Conservative therapy is indicated when the symptoms of carpal tunnel syndrome are mild, bearable and have been in existence for a few months.
If appropriate and timely, this therapeutic approach can be of enormous benefit to the patient.
Conservative treatments for carpal tunnel syndrome include:
- The use of a wrist brace. The use of this brace is provided especially at night, to prevent the wrist from assuming positions that worsen the pain, tingling and numbness.
- Rest of the wrist joint. Avoiding all those activities that evoke pain at the wrist joint is, especially at the beginning of therapy, essential for improving the general symptom picture. The resumption of the various interrupted activities must take place gradually.
- Applying ice to the wrist. Ice has an important anti-inflammatory effect, which many underestimate.
- Physiotherapy and therapeutic exercise. There are some stretching and mobility exercises of the wrist that help to alleviate the tension in the tendons passing through the carpal tunnel
- Taking a non-steroidal anti-inflammatory drug (NSAID). NSAIDs are medicines that help relieve pain and inflammation.
- Local injection of a corticosteroid. Corticosteroids are powerful anti-inflammatory drugs. Injecting them into the wrist can drastically relieve pain; however, like NSAIDs, their effects are temporary.
Surgical therapy is indicated when the symptoms of carpal tunnel syndrome are intense, unbearable and present for more than 6-10 months; this therapeutic approach, moreover, is also used when conservative treatment has proved completely ineffective.
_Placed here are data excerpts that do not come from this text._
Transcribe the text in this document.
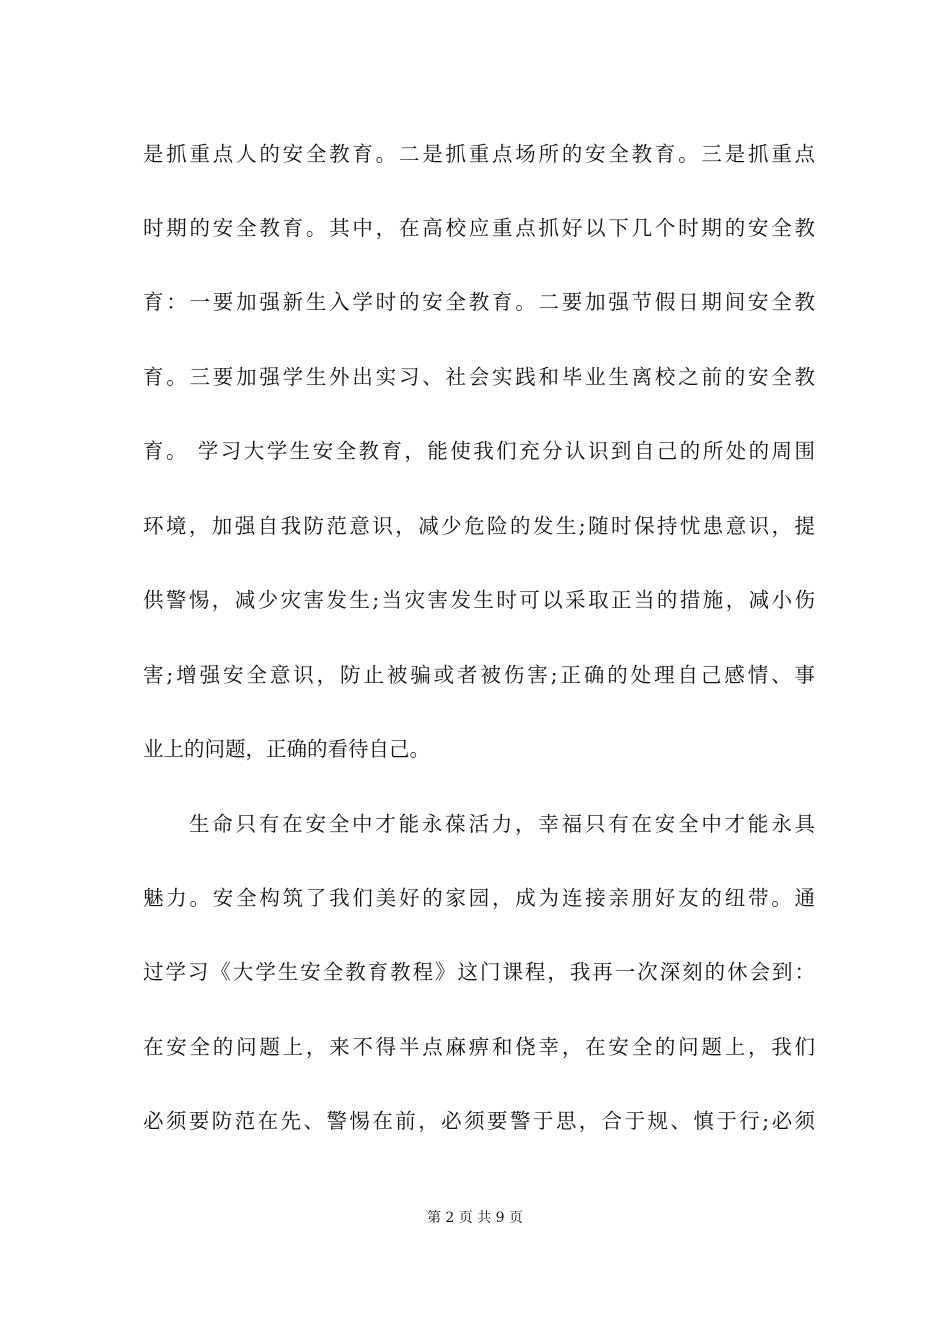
是抓重点人的安全教育。二是抓重点场所的安全教育。三是抓重点

时期的安全教育。其中，在高校应重点抓好以下几个时期的安全教

育：一要加强新生入学时的安全教育。二要加强节假日期间安全教

育。三要加强学生外出实习、社会实践和毕业生离校之前的安全教

育。 学习大学生安全教育，能使我们充分认识到自己的所处的周围

环境，加强自我防范意识，减少危险的发生;随时保持忧患意识，提

供警惕，减少灾害发生;当灾害发生时可以采取正当的措施，减小伤

害;增强安全意识，防止被骗或者被伤害;正确的处理自己感情、事

业上的问题，正确的看待自己。

生命只有在安全中才能永葆活力，幸福只有在安全中才能永具

魅力。安全构筑了我们美好的家园，成为连接亲朋好友的纽带。通

过学习《大学生安全教育教程》这门课程，我再一次深刻的休会到：

在安全的问题上，来不得半点麻痹和侥幸，在安全的问题上，我们

必须要防范在先、警惕在前，必须要警于思，合于规、慎于行;必须

第 2 页 共 9 页
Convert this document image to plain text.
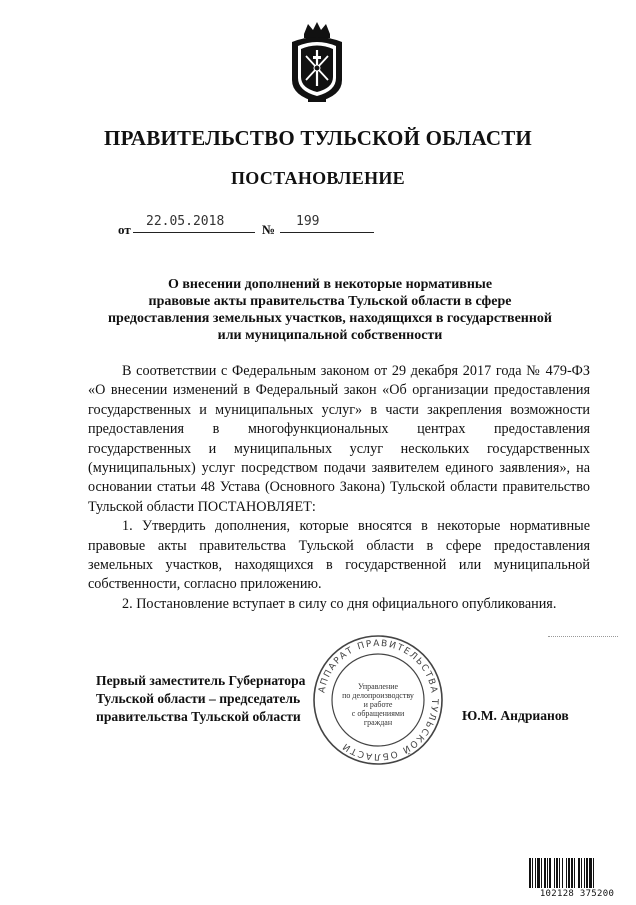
ПРАВИТЕЛЬСТВО ТУЛЬСКОЙ ОБЛАСТИ
ПОСТАНОВЛЕНИЕ
от
22.05.2018
№
199
О внесении дополнений в некоторые нормативные
правовые акты правительства Тульской области в сфере
предоставления земельных участков, находящихся в государственной
или муниципальной собственности

В соответствии с Федеральным законом от 29 декабря 2017 года № 479-ФЗ «О внесении изменений в Федеральный закон «Об организации предоставления государственных и муниципальных услуг» в части закрепления возможности предоставления в многофункциональных центрах предоставления государственных и муниципальных услуг нескольких государственных (муниципальных) услуг посредством подачи заявителем единого заявления», на основании статьи 48 Устава (Основного Закона) Тульской области правительство Тульской области ПОСТАНОВЛЯЕТ:

1. Утвердить дополнения, которые вносятся в некоторые нормативные правовые акты правительства Тульской области в сфере предоставления земельных участков, находящихся в государственной или муниципальной собственности, согласно приложению.

2. Постановление вступает в силу со дня официального опубликования.

Первый заместитель Губернатора
Тульской области – председатель
правительства Тульской области
АППАРАТ ПРАВИТЕЛЬСТВА ТУЛЬСКОЙ ОБЛАСТИ
Управление
по делопроизводству
и работе
с обращениями
граждан	Ю.М. Андрианов
102128 375200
Surgery for carpal tunnel syndrome is outpatient and essentially involves the decompression of the suffering median nerve through an enlargement of the carpal tunnel.
There are two surgical techniques that allow to perform the aforementioned intervention: the classic surgical technique (or “open surgery”) and the arthroscopic technique (or arthroscopy); the first option involves an incision of several centimeters at the level of the wrist, while the second option is limited to small incisions whose purpose is to allow the insertion of a camera and the surgical instruments necessary for decompression.